The National Park Service awarded Dillard University $750,000 for the renovation of historic Howard House, an 87-year-old building on campus. Shannon Estenoz, the U.S. Assistant Secretary for Fish and Wildlife and Parks, visited Dillard on Friday to celebrate the grant.
Dillard was one of 14 recipients in 10 states to receive funding from the National Park Service Historic Preservation Fund’s Historically Black Colleges and Universities grant program, which focuses on the repair of historic structures on the campuses of HBCUs.
Dillard’s Howard House was completed in 1936. Designed by architect Moise H. Goldstein, the building first served as a guest house and later was as a residence for young female faculty members. It is named in honor of Alvin P. Howard, chairman of the Building Committee for Dillard University, as well as the first treasurer of the university.

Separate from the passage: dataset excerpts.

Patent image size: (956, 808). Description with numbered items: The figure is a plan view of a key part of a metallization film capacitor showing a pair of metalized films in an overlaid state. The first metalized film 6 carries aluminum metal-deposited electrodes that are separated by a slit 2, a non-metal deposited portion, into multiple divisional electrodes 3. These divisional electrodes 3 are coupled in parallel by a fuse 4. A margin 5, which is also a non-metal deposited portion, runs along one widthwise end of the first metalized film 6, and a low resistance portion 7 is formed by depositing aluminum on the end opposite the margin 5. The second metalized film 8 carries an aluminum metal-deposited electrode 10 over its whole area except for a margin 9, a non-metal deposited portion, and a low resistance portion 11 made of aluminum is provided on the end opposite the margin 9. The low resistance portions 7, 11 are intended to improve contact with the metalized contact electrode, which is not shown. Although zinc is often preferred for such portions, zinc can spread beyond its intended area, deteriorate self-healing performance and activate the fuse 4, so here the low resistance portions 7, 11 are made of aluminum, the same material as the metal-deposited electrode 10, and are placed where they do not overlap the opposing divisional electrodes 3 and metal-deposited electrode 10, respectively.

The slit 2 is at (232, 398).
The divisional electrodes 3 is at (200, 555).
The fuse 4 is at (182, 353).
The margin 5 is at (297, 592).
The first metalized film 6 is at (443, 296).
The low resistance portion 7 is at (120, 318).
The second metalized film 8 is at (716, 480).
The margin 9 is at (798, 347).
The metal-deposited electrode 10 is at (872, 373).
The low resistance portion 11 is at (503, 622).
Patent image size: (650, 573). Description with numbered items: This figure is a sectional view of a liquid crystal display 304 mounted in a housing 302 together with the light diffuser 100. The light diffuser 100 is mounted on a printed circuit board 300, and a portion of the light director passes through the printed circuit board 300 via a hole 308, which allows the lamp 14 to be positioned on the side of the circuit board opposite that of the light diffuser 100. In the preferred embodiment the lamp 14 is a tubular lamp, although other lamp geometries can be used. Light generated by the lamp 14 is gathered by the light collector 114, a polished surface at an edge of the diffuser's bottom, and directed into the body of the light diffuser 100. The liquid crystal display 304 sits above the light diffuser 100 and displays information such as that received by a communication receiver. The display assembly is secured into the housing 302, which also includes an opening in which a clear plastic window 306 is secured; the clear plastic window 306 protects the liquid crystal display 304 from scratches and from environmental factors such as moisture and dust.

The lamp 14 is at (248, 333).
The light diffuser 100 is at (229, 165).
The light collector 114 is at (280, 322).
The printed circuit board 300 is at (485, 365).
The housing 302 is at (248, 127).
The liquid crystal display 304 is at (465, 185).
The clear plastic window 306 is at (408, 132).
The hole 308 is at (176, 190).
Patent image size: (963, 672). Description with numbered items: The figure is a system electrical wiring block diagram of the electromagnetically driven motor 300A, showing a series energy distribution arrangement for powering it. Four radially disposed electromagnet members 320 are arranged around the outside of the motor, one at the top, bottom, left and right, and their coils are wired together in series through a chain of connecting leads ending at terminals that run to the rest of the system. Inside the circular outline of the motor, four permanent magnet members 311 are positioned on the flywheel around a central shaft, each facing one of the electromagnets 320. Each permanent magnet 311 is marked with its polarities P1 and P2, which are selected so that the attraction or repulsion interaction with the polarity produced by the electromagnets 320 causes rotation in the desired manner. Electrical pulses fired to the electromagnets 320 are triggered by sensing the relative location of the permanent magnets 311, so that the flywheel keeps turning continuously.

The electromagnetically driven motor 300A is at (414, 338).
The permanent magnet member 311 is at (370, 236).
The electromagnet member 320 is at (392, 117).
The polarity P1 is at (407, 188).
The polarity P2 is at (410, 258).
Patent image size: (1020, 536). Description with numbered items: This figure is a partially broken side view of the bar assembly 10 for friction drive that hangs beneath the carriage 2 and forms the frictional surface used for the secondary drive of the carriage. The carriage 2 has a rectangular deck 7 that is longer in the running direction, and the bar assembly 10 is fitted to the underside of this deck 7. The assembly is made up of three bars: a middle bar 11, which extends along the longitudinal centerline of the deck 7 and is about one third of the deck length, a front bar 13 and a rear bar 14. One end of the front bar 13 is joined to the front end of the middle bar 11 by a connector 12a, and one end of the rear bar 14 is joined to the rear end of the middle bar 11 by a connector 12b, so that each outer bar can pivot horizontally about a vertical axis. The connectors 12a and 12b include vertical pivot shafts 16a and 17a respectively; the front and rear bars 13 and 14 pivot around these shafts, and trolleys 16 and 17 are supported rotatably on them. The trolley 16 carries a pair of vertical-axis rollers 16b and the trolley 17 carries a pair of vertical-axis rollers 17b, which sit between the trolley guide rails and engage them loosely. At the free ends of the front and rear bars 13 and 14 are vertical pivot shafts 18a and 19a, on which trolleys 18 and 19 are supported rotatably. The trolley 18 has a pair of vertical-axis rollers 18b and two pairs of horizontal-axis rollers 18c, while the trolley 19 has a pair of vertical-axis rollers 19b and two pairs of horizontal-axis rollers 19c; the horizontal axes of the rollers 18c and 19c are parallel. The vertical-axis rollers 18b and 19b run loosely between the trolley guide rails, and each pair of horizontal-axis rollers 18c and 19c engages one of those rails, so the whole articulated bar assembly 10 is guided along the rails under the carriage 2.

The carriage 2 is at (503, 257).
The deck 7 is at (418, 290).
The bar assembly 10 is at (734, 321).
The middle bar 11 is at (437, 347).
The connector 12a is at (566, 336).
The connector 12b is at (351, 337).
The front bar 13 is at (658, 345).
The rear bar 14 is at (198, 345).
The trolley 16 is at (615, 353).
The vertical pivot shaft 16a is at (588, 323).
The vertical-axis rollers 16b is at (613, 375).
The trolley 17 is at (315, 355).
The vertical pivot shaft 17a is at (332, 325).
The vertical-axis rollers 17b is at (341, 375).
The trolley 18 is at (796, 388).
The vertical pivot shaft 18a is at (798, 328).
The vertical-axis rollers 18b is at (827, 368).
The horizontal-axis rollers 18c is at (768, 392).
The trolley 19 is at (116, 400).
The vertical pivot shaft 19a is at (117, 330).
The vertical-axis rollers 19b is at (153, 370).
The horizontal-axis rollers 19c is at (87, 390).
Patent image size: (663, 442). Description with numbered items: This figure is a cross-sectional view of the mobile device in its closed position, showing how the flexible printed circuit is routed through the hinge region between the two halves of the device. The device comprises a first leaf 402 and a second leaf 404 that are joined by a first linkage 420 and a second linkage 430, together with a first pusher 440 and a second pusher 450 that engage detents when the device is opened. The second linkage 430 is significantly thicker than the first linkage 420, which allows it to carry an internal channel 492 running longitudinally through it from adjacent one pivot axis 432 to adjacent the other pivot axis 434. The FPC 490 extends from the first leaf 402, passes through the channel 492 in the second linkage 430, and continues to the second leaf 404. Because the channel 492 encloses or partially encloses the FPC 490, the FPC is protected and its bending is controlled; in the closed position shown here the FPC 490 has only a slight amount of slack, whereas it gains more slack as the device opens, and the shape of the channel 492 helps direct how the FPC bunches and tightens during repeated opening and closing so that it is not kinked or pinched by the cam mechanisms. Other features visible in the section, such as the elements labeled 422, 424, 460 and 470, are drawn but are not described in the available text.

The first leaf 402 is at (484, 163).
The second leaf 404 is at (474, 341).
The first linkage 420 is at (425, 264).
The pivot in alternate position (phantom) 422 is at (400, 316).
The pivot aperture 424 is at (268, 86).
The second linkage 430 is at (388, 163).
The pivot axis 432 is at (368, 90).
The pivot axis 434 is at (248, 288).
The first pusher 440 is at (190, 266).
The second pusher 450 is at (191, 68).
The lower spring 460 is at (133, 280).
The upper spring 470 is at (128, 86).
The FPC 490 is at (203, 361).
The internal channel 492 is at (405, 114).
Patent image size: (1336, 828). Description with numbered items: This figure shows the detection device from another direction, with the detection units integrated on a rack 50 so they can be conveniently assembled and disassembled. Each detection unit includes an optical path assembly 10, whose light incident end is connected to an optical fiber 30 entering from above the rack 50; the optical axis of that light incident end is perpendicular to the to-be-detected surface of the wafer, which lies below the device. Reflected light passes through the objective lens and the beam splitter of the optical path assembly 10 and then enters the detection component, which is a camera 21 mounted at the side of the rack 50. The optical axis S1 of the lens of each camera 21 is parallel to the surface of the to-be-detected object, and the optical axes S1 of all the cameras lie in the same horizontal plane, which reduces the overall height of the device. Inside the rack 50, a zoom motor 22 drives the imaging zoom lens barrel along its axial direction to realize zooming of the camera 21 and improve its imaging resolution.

“As originally constructed, the two-story building included a large living room along the south side of the building, with a kitchen, bathroom, bedroom and stairs to the second floor on the north side. Four bedrooms with private baths were on the second floor,” according to the university.
During World War II, there were few male students enrolled at Dillard University. The number of female students, however, had increased dramatically. In 1945, a fire damaged much of the building, and when it was repaired, an addition was constructed on the back that nearly doubled its original size. When it reopened in late 1945 or early 1946, it was used primarily as a residence for young female faculty members.
In 1958, it was remodeled again but remained a residential facility. The most recent renovation, completed in 1999, converted the building to faculty offices.